Where configuration alone was not enough, I used custom Apex support so the Salesforce side of the integration could behave reliably within the data structure Fullsteam needed.

Scheduled sync for reporting and cost control

The sync ran twice daily instead of continuously, which kept implementation data current enough for reporting and dashboards while controlling Workato consumption under its per-run pricing model.

Outcomes

The result was a stronger sales-to-implementation-to-revenue visibility model.

The biggest value was not just automation.
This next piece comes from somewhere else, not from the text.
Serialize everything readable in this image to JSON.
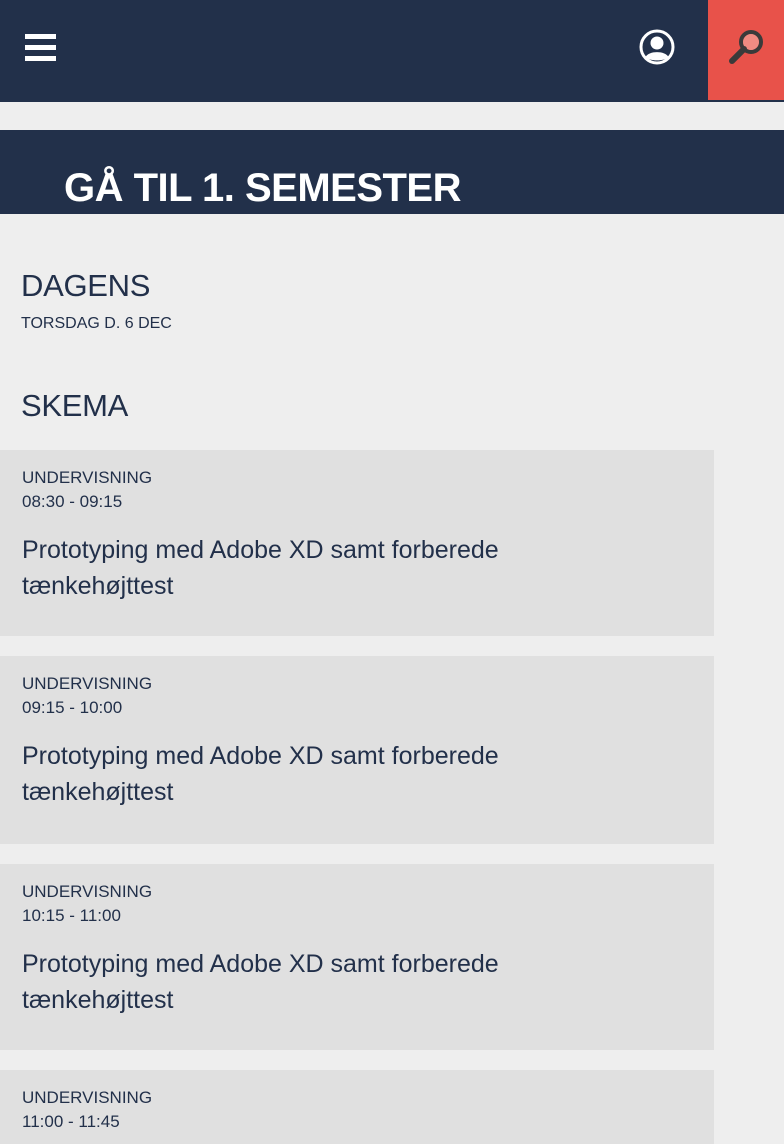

It was giving sales, onboarding, and executives one connected view of what happened after the deal closed.

Connected the closed-won sales process to implementation project creation so onboarding no longer depended on manual setup alone.

Made GuideCX project ownership, milestone progress, go-live timing, projected revenue dates, shipping details, and processing volume visible inside Salesforce.

Improved executive and sales reporting by linking implementation readiness back to forecasting and post-sale customer visibility.

Created a more unified operating model across sales, onboarding, shipping, go-live, and revenue realization.

Key takeaway

I turned GuideCX from a standalone onboarding tool into a connected part of Fullsteam's Salesforce-centered operating model.

Lessons Learned

Cross-system visibility matters as much as the implementation workflow itself.

The integration proved that a post-sale tool becomes far more valuable when the rest of the business can see its progress in the system they already trust for reporting.

A post-sale platform only becomes strategically useful when its data is connected back to the systems leadership already uses for reporting.

Good workflow architecture is not just about moving data. It is about deciding which system should own execution and which system should own visibility.

Cost-conscious integration design matters when middleware pricing can quietly shape the sustainability of the solution.